Online Learning, Concept Drift, Explainable AI, Eco-Driving, Streaming Data, Heavy Equipment

Abstract

Fuel consumption represents a significant operational cost in mining, where real-time eco-driving optimization is hindered by dynamic and non-stationary operating conditions. Variations in operator behavior and environmental factors often induce concept drift, which diminishes the reliability of static machine learning models and constrains the effectiveness of conventional drift detection methods. This study proposes a distribution-aware, event-triggered Explainable Artificial Intelligence (XAI) framework for detecting and diagnosing fuel consumption anomalies in streaming telematics data. A Hoeffding Tree Regressor was evaluated using a prequential scheme on 1,927,867 real-world observations, achieving a Mean Absolute Error (MAE) of 19.43 under non-stationary conditions. Concept drift was monitored using the Kolmogorov–Smirnov Windowing (KSWIN) algorithm, which detected 1,874 drift events.
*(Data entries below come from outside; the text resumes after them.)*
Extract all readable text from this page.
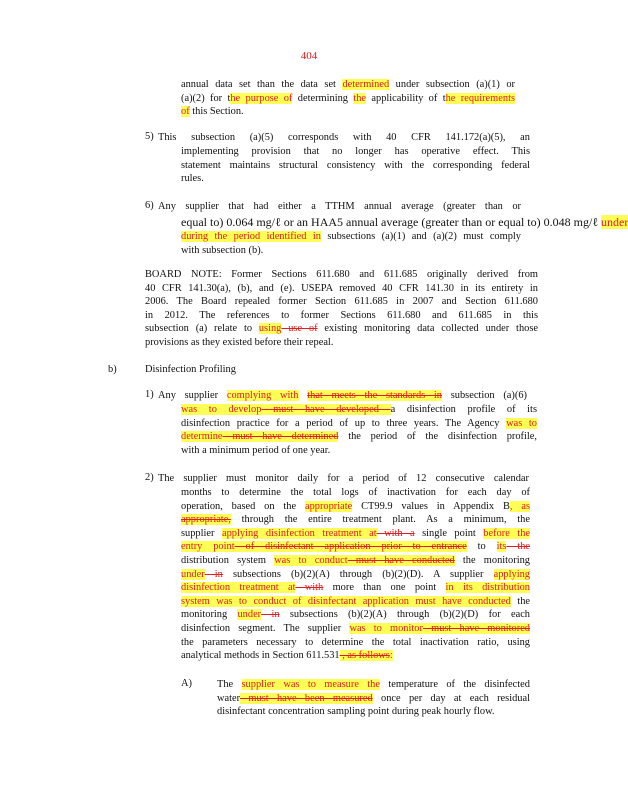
404
annual data set than the data set determined under subsection (a)(1) or
(a)(2) for the purpose of determining the applicability of the requirements
of this Section.
5) This subsection (a)(5) corresponds with 40 CFR 141.172(a)(5), an
implementing provision that no longer has operative effect. This
statement maintains structural consistency with the corresponding federal
rules.
6) Any supplier that had either a TTHM annual average (greater than or
equal to) 0.064 mg/ℓ or an HAA5 annual average (greater than or equal to) 0.048 mg/ℓ under
during the period identified in subsections (a)(1) and (a)(2) must comply
with subsection (b).
BOARD NOTE: Former Sections 611.680 and 611.685 originally derived from
40 CFR 141.30(a), (b), and (e). USEPA removed 40 CFR 141.30 in its entirety in
2006. The Board repealed former Section 611.685 in 2007 and Section 611.680
in 2012. The references to former Sections 611.680 and 611.685 in this
subsection (a) relate to using use of existing monitoring data collected under those
provisions as they existed before their repeal.
b)	Disinfection Profiling
1) Any supplier complying with that meets the standards in subsection (a)(6)
was to develop must have developed a disinfection profile of its
disinfection practice for a period of up to three years. The Agency was to
determine must have determined the period of the disinfection profile,
with a minimum period of one year.
2) The supplier must monitor daily for a period of 12 consecutive calendar
months to determine the total logs of inactivation for each day of
operation, based on the appropriate CT99.9 values in Appendix B, as
appropriate, through the entire treatment plant. As a minimum, the
supplier applying disinfection treatment at with a single point before the
entry point of disinfectant application prior to entrance to its the
distribution system was to conduct must have conducted the monitoring
under in subsections (b)(2)(A) through (b)(2)(D). A supplier applying
disinfection treatment at with more than one point in its distribution
system was to conduct of disinfectant application must have conducted the
monitoring under in subsections (b)(2)(A) through (b)(2)(D) for each
disinfection segment. The supplier was to monitor must have monitored
the parameters necessary to determine the total inactivation ratio, using
analytical methods in Section 611.531 , as follows:
A) The supplier was to measure the temperature of the disinfected
water must have been measured once per day at each residual
disinfectant concentration sampling point during peak hourly flow.
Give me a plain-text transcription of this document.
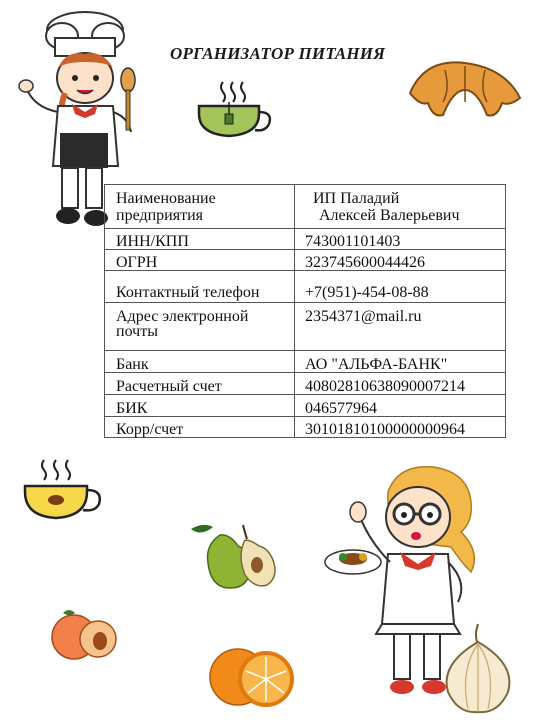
ОРГАНИЗАТОР ПИТАНИЯ
Наименование предприятия	ИП Паладий
Алексей Валерьевич

ИНН/КПП	743001101403
ОГРН	323745600044426
Контактный телефон	+7(951)-454-08-88
Адрес электронной почты	2354371@mail.ru
Банк	АО "АЛЬФА-БАНК"
Расчетный счет	40802810638090007214
БИК	046577964
Корр/счет	30101810100000000964
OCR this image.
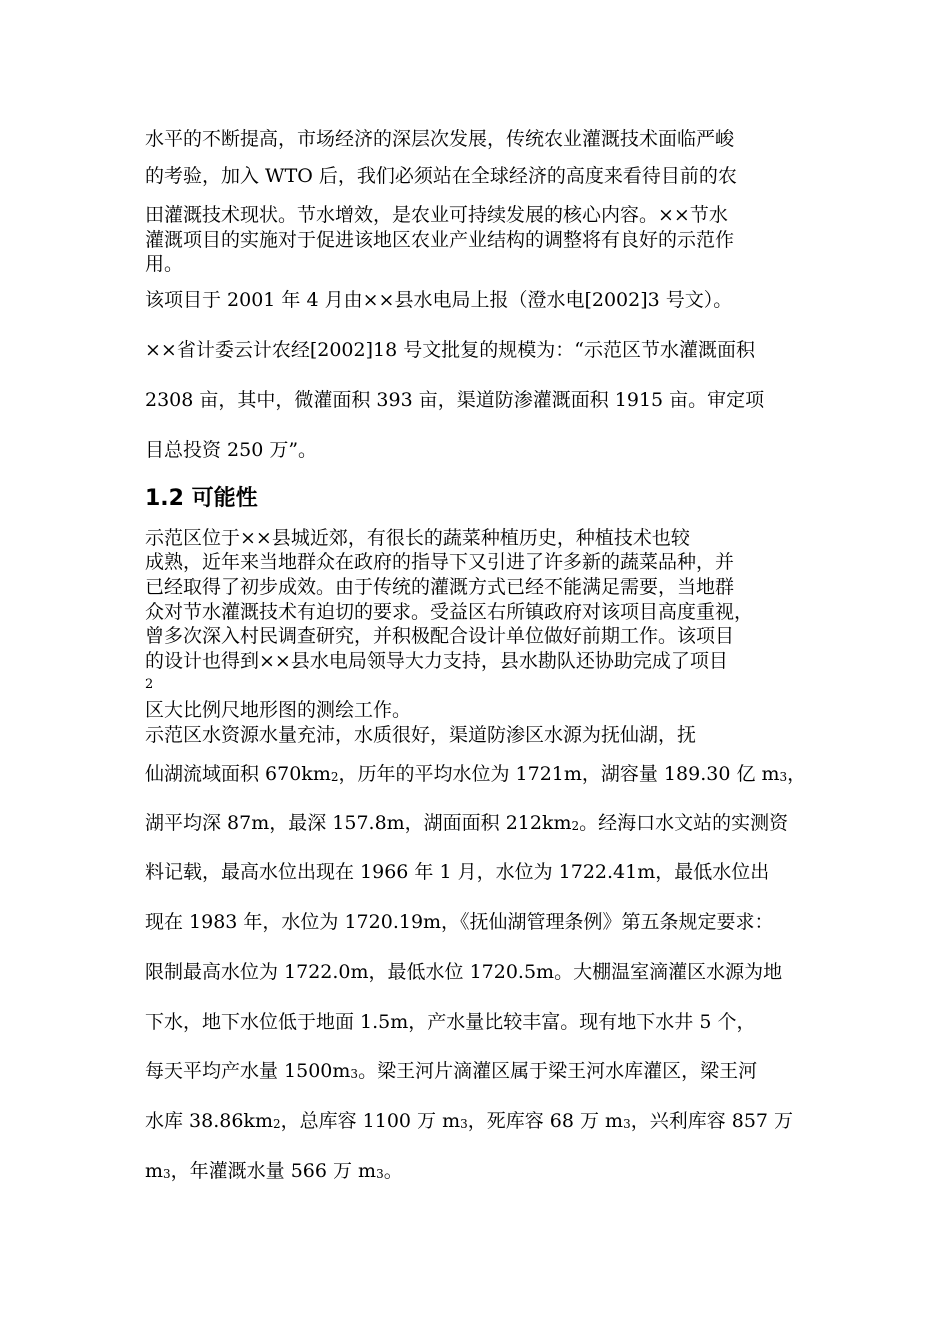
水平的不断提高，市场经济的深层次发展，传统农业灌溉技术面临严峻

的考验，加入 WTO 后，我们必须站在全球经济的高度来看待目前的农

田灌溉技术现状。节水增效，是农业可持续发展的核心内容。××节水

灌溉项目的实施对于促进该地区农业产业结构的调整将有良好的示范作

用。

该项目于 2001 年 4 月由××县水电局上报（澄水电[2002]3 号文）。

××省计委云计农经[2002]18 号文批复的规模为：“示范区节水灌溉面积

2308 亩，其中，微灌面积 393 亩，渠道防渗灌溉面积 1915 亩。审定项

目总投资 250 万”。

1.2 可能性

示范区位于××县城近郊，有很长的蔬菜种植历史，种植技术也较

成熟，近年来当地群众在政府的指导下又引进了许多新的蔬菜品种，并

已经取得了初步成效。由于传统的灌溉方式已经不能满足需要，当地群

众对节水灌溉技术有迫切的要求。受益区右所镇政府对该项目高度重视，

曾多次深入村民调查研究，并积极配合设计单位做好前期工作。该项目

的设计也得到××县水电局领导大力支持，县水勘队还协助完成了项目

2

区大比例尺地形图的测绘工作。

示范区水资源水量充沛，水质很好，渠道防渗区水源为抚仙湖，抚

仙湖流域面积 $670km_2$，历年的平均水位为 1721m，湖容量 189.30 亿 $m_3$，

湖平均深 87m，最深 157.8m，湖面面积 $212km_2$。经海口水文站的实测资

料记载，最高水位出现在 1966 年 1 月，水位为 1722.41m，最低水位出

现在 1983 年，水位为 1720.19m，《抚仙湖管理条例》第五条规定要求：

限制最高水位为 1722.0m，最低水位 1720.5m。大棚温室滴灌区水源为地

下水，地下水位低于地面 1.5m，产水量比较丰富。现有地下水井 5 个，

每天平均产水量 $1500m_3$。梁王河片滴灌区属于梁王河水库灌区，梁王河

水库 $38.86km_2$，总库容 1100 万 $m_3$，死库容 68 万 $m_3$，兴利库容 857 万

$m_3$，年灌溉水量 566 万 $m_3$。
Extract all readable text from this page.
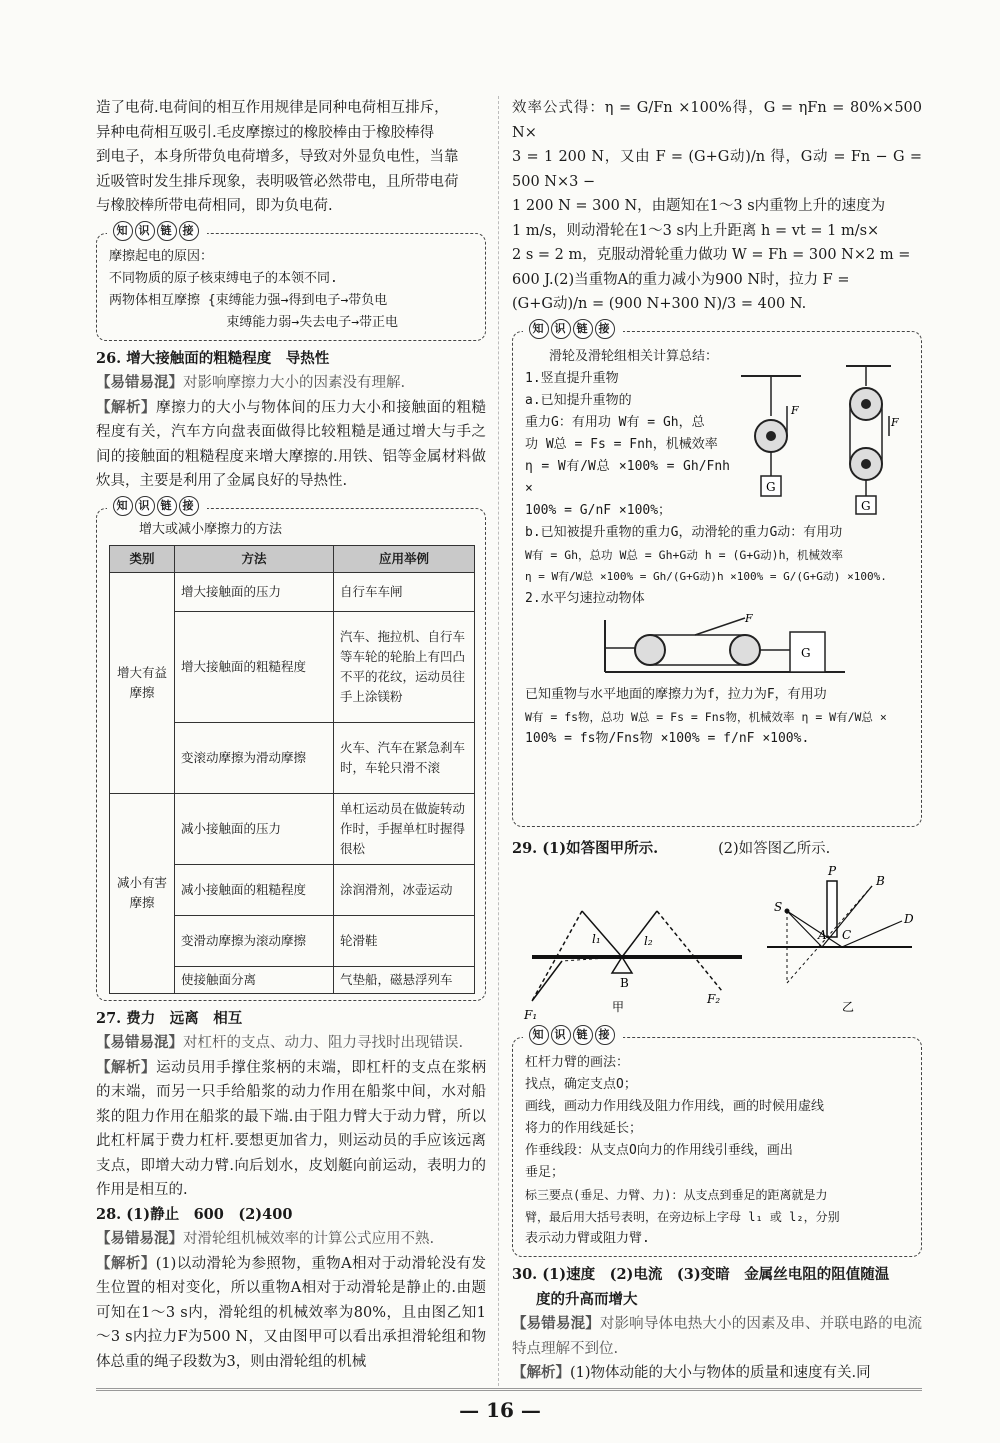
造了电荷.电荷间的相互作用规律是同种电荷相互排斥，

异种电荷相互吸引.毛皮摩擦过的橡胶棒由于橡胶棒得

到电子，本身所带负电荷增多，导致对外显负电性，当靠

近吸管时发生排斥现象，表明吸管必然带电，且所带电荷

与橡胶棒所带电荷相同，即为负电荷.

知 识 链 接

摩擦起电的原因：

不同物质的原子核束缚电子的本领不同.

两物体相互摩擦 {束缚能力强→得到电子→带负电

束缚能力弱→失去电子→带正电

26. 增大接触面的粗糙程度　导热性

【易错易混】对影响摩擦力大小的因素没有理解.

【解析】摩擦力的大小与物体间的压力大小和接触面的粗糙程度有关，汽车方向盘表面做得比较粗糙是通过增大与手之间的接触面的粗糙程度来增大摩擦的.用铁、铝等金属材料做炊具，主要是利用了金属良好的导热性.

知 识 链 接

增大或减小摩擦力的方法

类别	方法	应用举例
增大有益摩擦	增大接触面的压力	自行车车闸
	增大接触面的粗糙程度	汽车、拖拉机、自行车等车轮的轮胎上有凹凸不平的花纹，运动员往手上涂镁粉
	变滚动摩擦为滑动摩擦	火车、汽车在紧急刹车时，车轮只滑不滚
减小有害摩擦	减小接触面的压力	单杠运动员在做旋转动作时，手握单杠时握得很松
	减小接触面的粗糙程度	涂润滑剂，冰壶运动
	变滑动摩擦为滚动摩擦	轮滑鞋
	使接触面分离	气垫船，磁悬浮列车

27. 费力　远离　相互

【易错易混】对杠杆的支点、动力、阻力寻找时出现错误.

【解析】运动员用手撑住浆柄的末端，即杠杆的支点在浆柄的末端，而另一只手给船浆的动力作用在船浆中间，水对船浆的阻力作用在船浆的最下端.由于阻力臂大于动力臂，所以此杠杆属于费力杠杆.要想更加省力，则运动员的手应该远离支点，即增大动力臂.向后划水，皮划艇向前运动，表明力的作用是相互的.

28. (1)静止　600　(2)400

【易错易混】对滑轮组机械效率的计算公式应用不熟.

【解析】(1)以动滑轮为参照物，重物A相对于动滑轮没有发生位置的相对变化，所以重物A相对于动滑轮是静止的.由题可知在1～3 s内，滑轮组的机械效率为80%，且由图乙知1～3 s内拉力F为500 N，又由图甲可以看出承担滑轮组和物体总重的绳子段数为3，则由滑轮组的机械

效率公式得：η = G/Fn ×100%得，G = ηFn = 80%×500 N×

3 = 1 200 N，又由 F = (G+G动)/n 得，G动 = Fn − G = 500 N×3 −

1 200 N = 300 N，由题知在1～3 s内重物上升的速度为

1 m/s，则动滑轮在1～3 s内上升距离 h = vt = 1 m/s×

2 s = 2 m，克服动滑轮重力做功 W = Fh = 300 N×2 m =

600 J.(2)当重物A的重力减小为900 N时，拉力 F =

(G+G动)/n = (900 N+300 N)/3 = 400 N.

知 识 链 接

滑轮及滑轮组相关计算总结：

1.竖直提升重物

a.已知提升重物的

重力G：有用功 W有 = Gh，总

功 W总 = Fs = Fnh，机械效率

η = W有/W总 ×100% = Gh/Fnh ×

100% = G/nF ×100%；

G
F
G
F

b.已知被提升重物的重力G，动滑轮的重力G动：有用功

W有 = Gh，总功 W总 = Gh+G动 h = (G+G动)h，机械效率

η = W有/W总 ×100% = Gh/(G+G动)h ×100% = G/(G+G动) ×100%.

2.水平匀速拉动物体

F
G

已知重物与水平地面的摩擦力为f，拉力为F，有用功

W有 = fs物，总功 W总 = Fs = Fns物，机械效率 η = W有/W总 ×

100% = fs物/Fns物 ×100% = f/nF ×100%.

29. (1)如答图甲所示.	(2)如答图乙所示.

B
F₁
F₂
l₁	l₂
甲
P
S
A C
B
D
乙
知 识 链 接

杠杆力臂的画法：

找点，确定支点O；

画线，画动力作用线及阻力作用线，画的时候用虚线

将力的作用线延长；

作垂线段：从支点O向力的作用线引垂线，画出

垂足；

标三要点(垂足、力臂、力)：从支点到垂足的距离就是力

臂，最后用大括号表明，在旁边标上字母 l₁ 或 l₂，分别

表示动力臂或阻力臂.

30. (1)速度　(2)电流　(3)变暗　金属丝电阻的阻值随温

度的升高而增大

【易错易混】对影响导体电热大小的因素及串、并联电路的电流特点理解不到位.

【解析】(1)物体动能的大小与物体的质量和速度有关.同

— 16 —
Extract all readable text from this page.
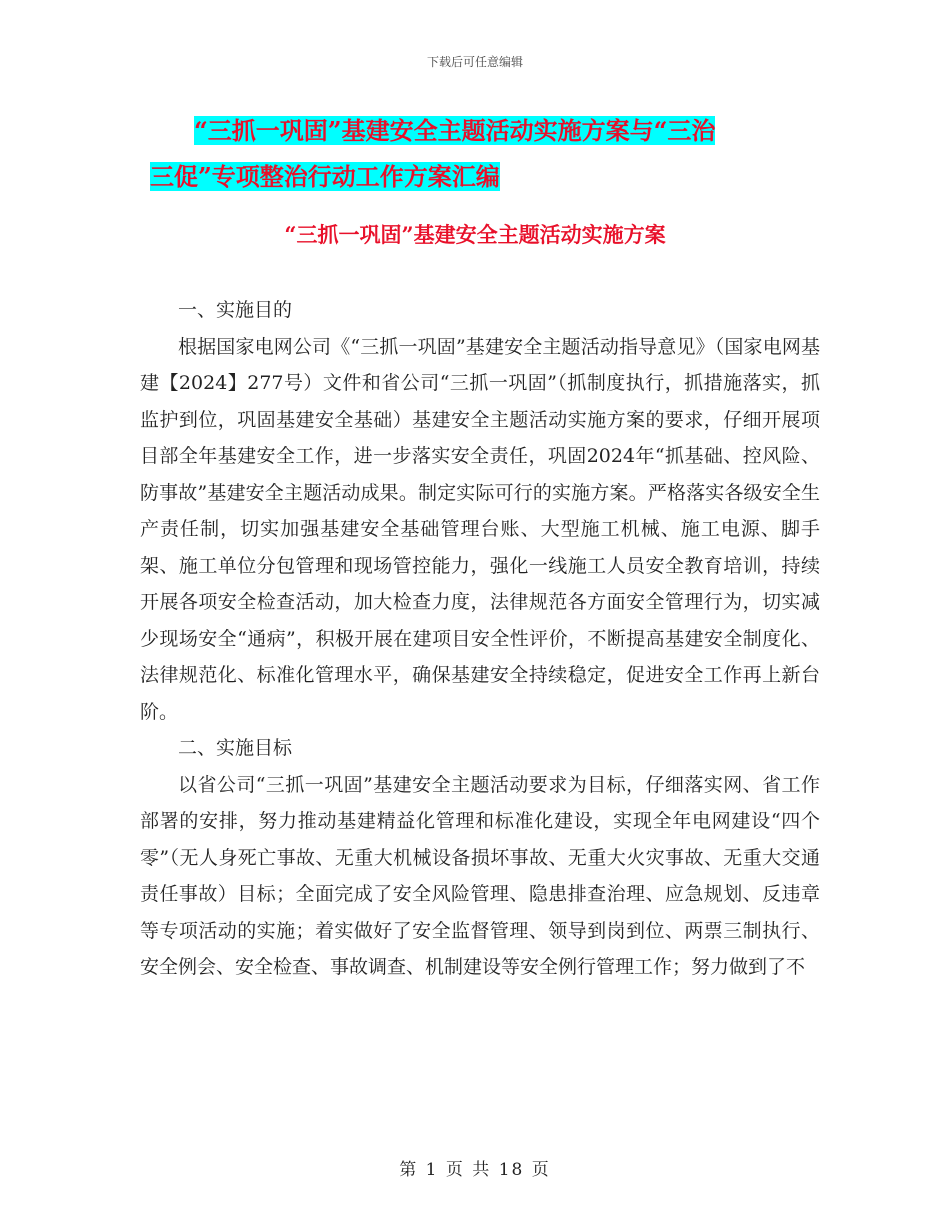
下载后可任意编辑
“三抓一巩固”基建安全主题活动实施方案与“三治
三促”专项整治行动工作方案汇编
“三抓一巩固”基建安全主题活动实施方案

一、实施目的

根据国家电网公司《“三抓一巩固”基建安全主题活动指导意见》（国家电网基建【2024】277号）文件和省公司“三抓一巩固”（抓制度执行，抓措施落实，抓监护到位，巩固基建安全基础）基建安全主题活动实施方案的要求，仔细开展项目部全年基建安全工作，进一步落实安全责任，巩固2024年“抓基础、控风险、防事故”基建安全主题活动成果。制定实际可行的实施方案。严格落实各级安全生产责任制，切实加强基建安全基础管理台账、大型施工机械、施工电源、脚手架、施工单位分包管理和现场管控能力，强化一线施工人员安全教育培训，持续开展各项安全检查活动，加大检查力度，法律规范各方面安全管理行为，切实减少现场安全“通病”，积极开展在建项目安全性评价，不断提高基建安全制度化、法律规范化、标准化管理水平，确保基建安全持续稳定，促进安全工作再上新台阶。

二、实施目标

以省公司“三抓一巩固”基建安全主题活动要求为目标，仔细落实网、省工作部署的安排，努力推动基建精益化管理和标准化建设，实现全年电网建设“四个零”（无人身死亡事故、无重大机械设备损坏事故、无重大火灾事故、无重大交通责任事故）目标；全面完成了安全风险管理、隐患排查治理、应急规划、反违章等专项活动的实施；着实做好了安全监督管理、领导到岗到位、两票三制执行、安全例会、安全检查、事故调查、机制建设等安全例行管理工作；努力做到了不

第 1 页 共 18 页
Upon detection, an event-triggered SHAP module identified contributing factors, indicating that behavioral features such as engine speed and accelerator position were dominant contributors in early drift events. The primary contribution of this study is the integration of distribution-based drift detection with event-triggered explainability within a unified streaming framework, facilitating both anomaly detection and interpretable root-cause analysis.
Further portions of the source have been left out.